Akamai Launches Japan Data Center to Combat DDoS Attacks
U.S. remains leading origin of DDoS attacks, but attacks from Asia Pacific are rising
December 18, 2014
The voracity of Distributed Denial of Service attacks is causing content delivery network provider Akamai Technologies to expand its global network. The company has opened a data center in Japan to improve its DDoS prevention capabilities. The data center was launched in early October and is now fully operational.
It is in a region where Akamai has seen an increase in DDoS attacks. Regional "DDoS scrubbing" centers are located close to where DDoS attacks originate as part of the strategy. Two additional regional data centers will come online in 2015, one in Japan and another in the EMEA region.
A DDoS attack makes a machine or network unavailable by flooding the victim with requests so that legitimate users can’t access services properly. The “distributed” part means more than one person, or bot, attacking at once. Akamai notes that there’s been a big increase in DDoS attacks recently.
In addition to helping effectively distribute content at high performance to distributed end users, there is a growing security play for the CDN provider. Akamai uses its network to identify and stop unwanted traffic such as DDoS. At the data center, malicious traffic will be "scrubbed" before the remaining clean traffic routes back to the network.
The U.S. is still the biggest source of these attacks, accounting for nearly a quarter. However, attacks originating from Asia Pacific have increased over the last 18 months, according to Akamai’s State of Security and quarterly State of the Internet reports. (form required). These numbers are surging due to DDoS-related malware.
Akamai needs a lot of distributed capacity in order to effectively provide its services. The company usually chooses the most connected colocation data centers in a given market. As of last September, it had 150,000 servers embedded inside networks in over 90 countries.
The company views its breadth of infrastructure as a differentiator in the CDN space and security as a growth area, according to Greg Lord, who oversees enterprise product marketing at Akamai.
The third quarter was record setting for DDoS attacks. Average peak bandwidth increased 80 percent, compared to the previous quarter, and 389 percent from the same period a year ago. There was a 321 Gigabits per second (Gbps) attack and 16 other attacks that each peaked above 100 Gbps.

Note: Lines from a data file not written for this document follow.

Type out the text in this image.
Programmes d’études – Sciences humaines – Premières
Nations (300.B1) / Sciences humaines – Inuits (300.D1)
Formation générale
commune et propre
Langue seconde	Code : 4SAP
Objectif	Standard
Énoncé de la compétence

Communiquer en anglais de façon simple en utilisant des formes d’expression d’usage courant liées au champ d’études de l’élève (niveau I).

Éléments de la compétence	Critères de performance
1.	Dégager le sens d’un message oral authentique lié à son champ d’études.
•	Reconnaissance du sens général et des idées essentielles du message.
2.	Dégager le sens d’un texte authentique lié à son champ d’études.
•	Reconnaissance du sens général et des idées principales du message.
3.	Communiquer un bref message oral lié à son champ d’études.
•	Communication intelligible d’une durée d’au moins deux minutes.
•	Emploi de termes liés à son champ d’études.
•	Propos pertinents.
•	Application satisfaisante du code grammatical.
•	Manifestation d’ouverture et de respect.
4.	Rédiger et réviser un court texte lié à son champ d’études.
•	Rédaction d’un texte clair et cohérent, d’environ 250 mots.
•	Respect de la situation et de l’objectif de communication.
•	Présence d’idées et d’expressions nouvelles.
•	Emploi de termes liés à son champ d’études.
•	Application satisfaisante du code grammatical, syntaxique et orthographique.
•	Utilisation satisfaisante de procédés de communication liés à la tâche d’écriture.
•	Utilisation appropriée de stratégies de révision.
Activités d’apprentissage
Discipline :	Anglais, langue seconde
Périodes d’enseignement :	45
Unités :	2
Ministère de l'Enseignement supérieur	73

There have been several recent high-profile DDoS attacks. One recent victim in Japan was Sony. In addition to the recent big hack, the Playstation Network underwent a DDoS attack affecting services. Hosting provider 1&1 was hit with a DDoS attack earlier this month, which took its service down for 12 hours.
Emerging markets follow the U.S. in terms of attack origination. China accounts for 20 percent and Brazil accounts for 18 percent. Japan is seventh with 4 percent.
"This new state-of-the-art data center improves network performance for our clients in Japan while significantly increasing network capacity in the Asia Pacific region," said John Summers, vice president, Security Business Unit, Akamai. "Locating another scrubbing center in Japan also enables more clients to access Akamai's global DDoS mitigation network."
Akamai is the leader in the CDN space, but has seen increasing competition and pricing pressure. As traffic increases, CDN’s role in enabling a good end user experience and secure delivery increases too.
Other commercial CDN providers include Limelight Networks, Amazon Web Services, Microsoft Azure, Level 3, Internap and Rackspace, among many others.. Recent entrants to the larger CDN space include Fastly who which focuses on dynamic content, and Instart Logic, which raised $26 million for its “CDN Replacement” technology.
Another provider Highwinds recapitalized and raised several rounds, and Edgecast Networks was recently acquired by Verizon.